古代ローマのミレニアム
《コインが語るローマの歴史》 ミレニアム
3世紀の軍人皇帝時代、帝国のあちこちで名乗りを上げた自称皇帝たちは、すぐさま別の自称皇帝に席を空け渡し、内乱につぐ内乱で国が乱れていました。ある僭称皇帝などはひと月で失脚し、べつの一人などは敵国の捕虜となったりします。
そんな不安定な時代にも、記念すべき祝いの年がありました。
古代ローマが創建されたのは、紀元前753年だと言われています。ということは、紀元248年は建国1000周年、つまりミレニアムの年です。この年を祝う時の皇帝が、マルクス・ユリウス・ピリップス、通称ピリップス・アラブス(204-249)でした。
ピリップス・アラブスはシリア属州のアラビア半島出身でした。彼はじぶんがミレニアムの年に玉座にあることを知ると、国威発揚のために、そしておそらく、皇帝としての地位を盤石にするために、ローマに戻って、ミレニアムの祝祭を盛大に執り行いました。その年、1000人もの剣闘士の見世物を催し、辺境からめずらしい動物たち、カバやライオン、レイヨウ、アンテロープを連れて来させます。七つの丘の市民たちがこの見世物にどれほど心躍らせたことか、目に見えるようですね。皇帝はさらに、それらの動物を打刻したミレニアムの記念コインを発行します。
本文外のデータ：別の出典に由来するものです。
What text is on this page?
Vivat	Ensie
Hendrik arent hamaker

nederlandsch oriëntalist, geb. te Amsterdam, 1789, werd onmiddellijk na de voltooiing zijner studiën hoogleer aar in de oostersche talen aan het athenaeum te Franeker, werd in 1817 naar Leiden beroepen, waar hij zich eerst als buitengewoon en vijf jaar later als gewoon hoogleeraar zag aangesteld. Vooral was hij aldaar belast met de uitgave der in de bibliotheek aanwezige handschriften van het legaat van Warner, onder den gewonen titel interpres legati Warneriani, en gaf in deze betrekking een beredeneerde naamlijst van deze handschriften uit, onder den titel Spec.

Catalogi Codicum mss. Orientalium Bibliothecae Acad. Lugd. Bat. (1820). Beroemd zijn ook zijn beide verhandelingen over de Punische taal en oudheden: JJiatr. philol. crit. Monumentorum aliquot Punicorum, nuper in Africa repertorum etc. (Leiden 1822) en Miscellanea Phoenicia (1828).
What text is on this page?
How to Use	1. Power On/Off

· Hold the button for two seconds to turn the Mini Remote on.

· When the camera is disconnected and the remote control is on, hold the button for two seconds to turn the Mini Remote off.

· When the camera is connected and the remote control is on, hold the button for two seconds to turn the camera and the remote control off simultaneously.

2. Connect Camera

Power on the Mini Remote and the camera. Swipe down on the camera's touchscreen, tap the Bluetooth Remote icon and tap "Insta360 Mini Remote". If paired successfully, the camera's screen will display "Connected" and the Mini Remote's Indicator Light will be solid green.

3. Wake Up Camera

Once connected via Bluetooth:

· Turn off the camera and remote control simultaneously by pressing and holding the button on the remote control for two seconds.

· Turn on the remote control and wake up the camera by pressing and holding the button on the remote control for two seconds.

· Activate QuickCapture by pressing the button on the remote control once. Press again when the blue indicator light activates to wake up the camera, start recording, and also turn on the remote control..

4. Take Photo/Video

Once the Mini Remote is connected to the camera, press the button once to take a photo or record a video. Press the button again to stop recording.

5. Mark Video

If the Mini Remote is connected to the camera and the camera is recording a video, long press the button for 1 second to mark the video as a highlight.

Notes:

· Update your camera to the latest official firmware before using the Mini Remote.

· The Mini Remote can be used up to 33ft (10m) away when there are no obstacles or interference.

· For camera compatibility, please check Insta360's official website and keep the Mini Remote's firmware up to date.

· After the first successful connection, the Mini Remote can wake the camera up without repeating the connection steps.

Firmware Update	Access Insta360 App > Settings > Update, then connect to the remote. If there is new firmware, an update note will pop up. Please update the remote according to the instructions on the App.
記念コインにはほかに、建国の祖ロムルスとレムスに授乳する雌オオカミや、宮殿、里程塚などの記念建造物が刻印されました。こんにち、こうした記念コインはめずらしく、皇帝を刻印した通常のコインよりも高い値で落札されています。
ミレニアムで世に知れたピリップス・アラブス帝でしたが、その座もやはり長続きはしませんでした。翌年の起源249年、あらたに僭称した皇帝トラヤヌス・デキウスによって、彼は早くも失脚し、殺害、もしくは自害します。在位期間はわずかに5、6年でしたが、それでもこの時代の軍人皇帝としては、長くその座にあったほうだと言えるでしょう。